En su agenda, la paz deberá ser prioridad. Tiene en sus manos el seguimiento a la implementación del Acuerdo de Paz, firmado en 2016 entre el gobierno de Juan Manuel Santos y las Farc; la continuación del diálogo y negociación con el ELN; el sometimiento de las organizaciones criminales; la sustitución de cultivos ilícitos y, sobre todo, el panorama de la violencia contra los firmantes de la paz, los defensores de derechos humanos y los líderes sociales.


 

“En nuestro gobierno recuperaremos el tiempo perdido, cesará la violencia contra los firmantes de la paz y con el concurso de toda la sociedad y la comunidad internacional haremos realidad lo pactado en toda su extensión”, dice el programa de gobierno de Petro.


Las promesas del plan de gobierno en temas de paz


El presidente electo reanudará los diálogos con el ELN. Incluso, en sus entrevistas, ha dicho que espera que sea diálogo político rápido en el que se incluirían a las disidencias de las Farc.


 

“Crearemos las condiciones para avanzar en un diálogo y negociación eficaz con el ELN en el marco de la generación de grandes consensos nacionales y apoyo de la comunidad internacional, que recoja las lecciones aprendidas del Acuerdo Final de Paz con las FARC”, dice en el plan de gobierno.

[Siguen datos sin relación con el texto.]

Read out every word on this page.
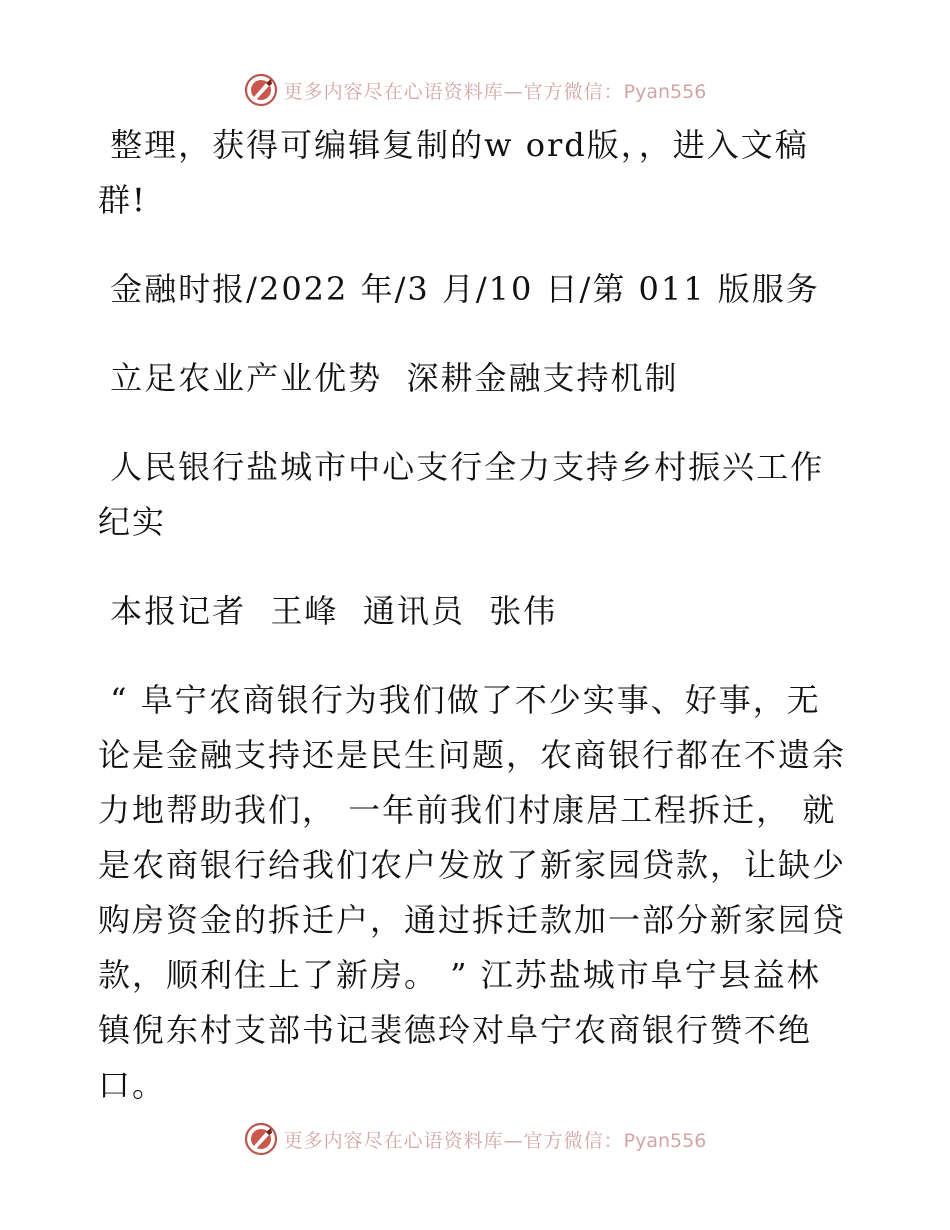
更多内容尽在心语资料库—官方微信：Pyan556
整理，获得可编辑复制的w ord版，，进入文稿
群!
金融时报/2022 年/3 月/10 日/第 011 版服务
立足农业产业优势  深耕金融支持机制
人民银行盐城市中心支行全力支持乡村振兴工作
纪实
本报记者  王峰  通讯员  张伟
“ 阜宁农商银行为我们做了不少实事、好事，无
论是金融支持还是民生问题，农商银行都在不遗余
力地帮助我们， 一年前我们村康居工程拆迁， 就
是农商银行给我们农户发放了新家园贷款，让缺少
购房资金的拆迁户，通过拆迁款加一部分新家园贷
款，顺利住上了新房。 ” 江苏盐城市阜宁县益林
镇倪东村支部书记裴德玲对阜宁农商银行赞不绝
口。
更多内容尽在心语资料库—官方微信：Pyan556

En su programa, también se habla de sometimiento de organizaciones criminales o “grupos multicrimen”.
 

“Con el fin de desmantelar de manera pacífica y eficaz los grupos multicrimen, sucesores del paramilitarismo y articulados en su mayoría al narcotráfico, se identificarán y combatirán los grandes capitales, las estructuras de los verdaderos traficantes de la droga, financiadores, procesadores y exportadores, así como su vinculación con el aparato del Estado. Con ellos se abrirán espacios de negociación judicial y sometimiento colectivo a la justicia sobre la base del desmonte de sus actividades, la obtención de verdad y la disposición de los recursos de sus actividades ilegales para la ejecución transparente de políticas públicas para la reparación y la garantía de derechos de toda la población. Se reactivará la Comisión Nacional de Garantías de Seguridad”, se lee en el plan.

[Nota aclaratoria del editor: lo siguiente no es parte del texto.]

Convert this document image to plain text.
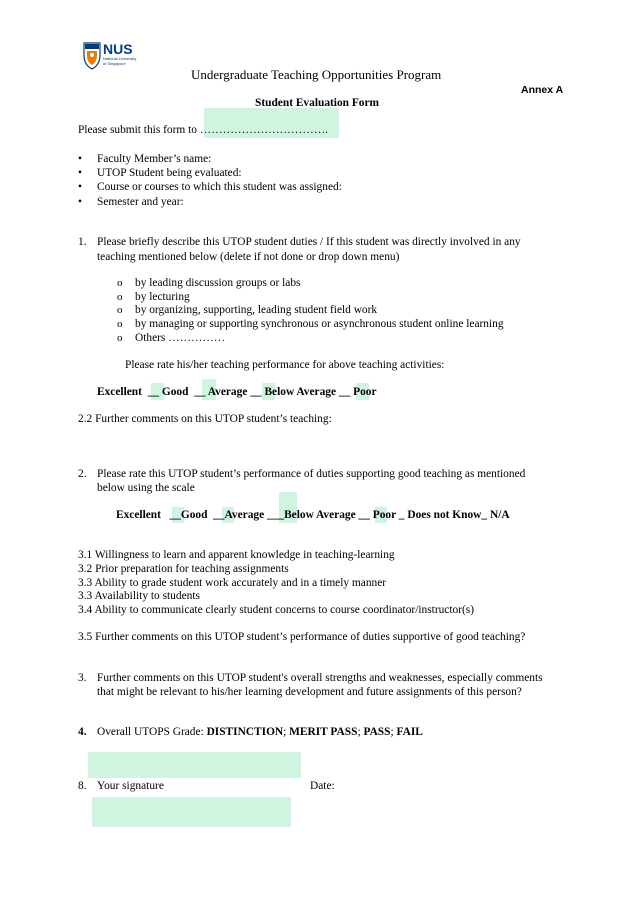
NUS
National University
of Singapore
Undergraduate Teaching Opportunities Program
Annex A
Student Evaluation Form
Please submit this form to …………………………….
• Faculty Member’s name:
• UTOP Student being evaluated:
• Course or courses to which this student was assigned:
• Semester and year:
1. Please briefly describe this UTOP student duties / If this student was directly involved in any
teaching mentioned below (delete if not done or drop down menu)
o by leading discussion groups or labs
o by lecturing
o by organizing, supporting, leading student field work
o by managing or supporting synchronous or asynchronous student online learning
o Others ……………
Please rate his/her teaching performance for above teaching activities:
Excellent  __ Good  __ Average __ Below Average __ Poor
2.2 Further comments on this UTOP student’s teaching:
2. Please rate this UTOP student’s performance of duties supporting good teaching as mentioned
below using the scale
Excellent   __Good  __Average ___Below Average __ Poor _ Does not Know_ N/A
3.1 Willingness to learn and apparent knowledge in teaching-learning
3.2 Prior preparation for teaching assignments
3.3 Ability to grade student work accurately and in a timely manner
3.3 Availability to students
3.4 Ability to communicate clearly student concerns to course coordinator/instructor(s)
3.5 Further comments on this UTOP student’s performance of duties supportive of good teaching?
3. Further comments on this UTOP student's overall strengths and weaknesses, especially comments
that might be relevant to his/her learning development and future assignments of this person?
4. Overall UTOPS Grade: DISTINCTION; MERIT PASS; PASS; FAIL
8. Your signature	Date:
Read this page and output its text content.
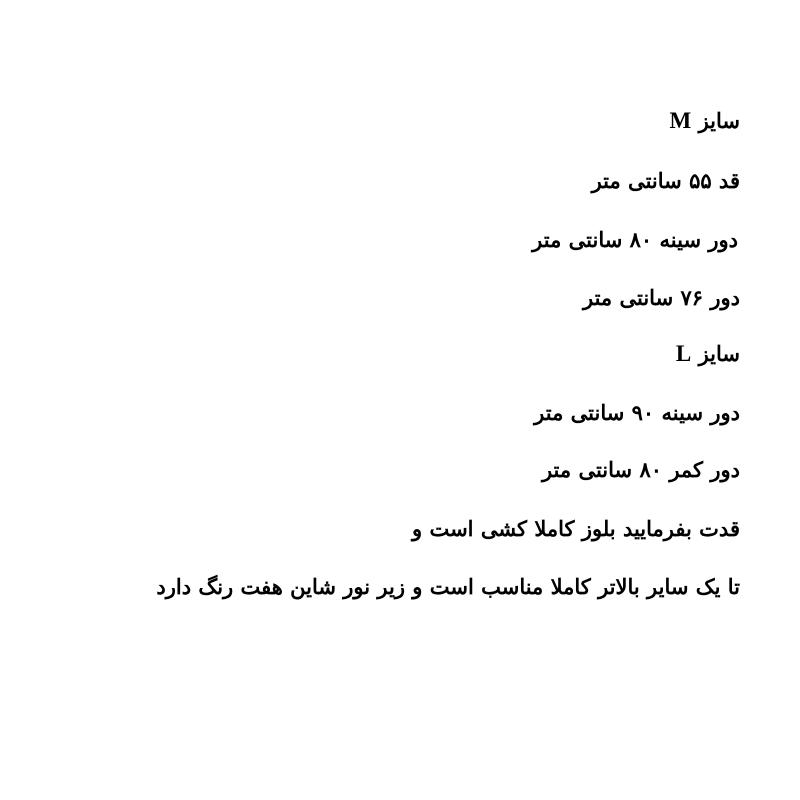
سایز M
قد ۵۵ سانتی متر
دور سینه ۸۰ سانتی متر
دور ۷۶ سانتی متر
سایز L
دور سینه ۹۰ سانتی متر
دور کمر ۸۰ سانتی متر
قدت بفرمایید بلوز کاملا کشی است و
تا یک سایر بالاتر کاملا مناسب است و زیر نور شاین هفت رنگ دارد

Sobre la reforma rural integral, que está incluida en el Acuerdo de Paz, el programa de gobierno de Petro habla de la “democratización de la tierra”. Consiste en construir el Fondo de Tierras; crear la jurisdicción agraria; avanzar en la elaboración de los Planes de Ordenamiento Social de la Propiedad Rural –POSPR; implementar el Registro de Sujetos de Ordenamiento (Reso), para contribuir a la resolución pacífica de conflictos y a la seguridad jurídica de la tenencia, y poner en marcha un Sistema Especial para la Garantía Progresiva del Derecho a la Alimentación de la población rural.


También, se lee en el programa, promete ejecutar 32.000 iniciativas en los territorios cobijados por los Programas con Enfoque Territorial.


Sobre el Informe Final de la Comisión de Esclarecimiento de la Verdad (CEV), que se conocerá el próximo 28 de junio y que dará recomendaciones para la no repetición, dice el plan de Petro que "espera convertirlo en patrimonio de la nación" y difundirlo "sin barreras ni censuras”.

En el mismo sentido, dice que la JEP tendrá toda la colaboración para que esté revestida de confianza y se convierta en piedra angular del tránsito en Colombia hacia una era de paz.
 

“En fin, nuestro gobierno no escatimará esfuerzo para que el Sistema de Verdad, Justicia, Reparación y No Repetición cumpla su cometido y los mandatos legales y constitucionales”, enfatiza.

Petro tendrá la bancada más grande en el Congreso que lo va a recibir. Ahí también lo esperan los elegidos en las 16 curules de paz, destinadas para que las víctimas de las zonas más azotadas por la guerra tuvieran representatividad política.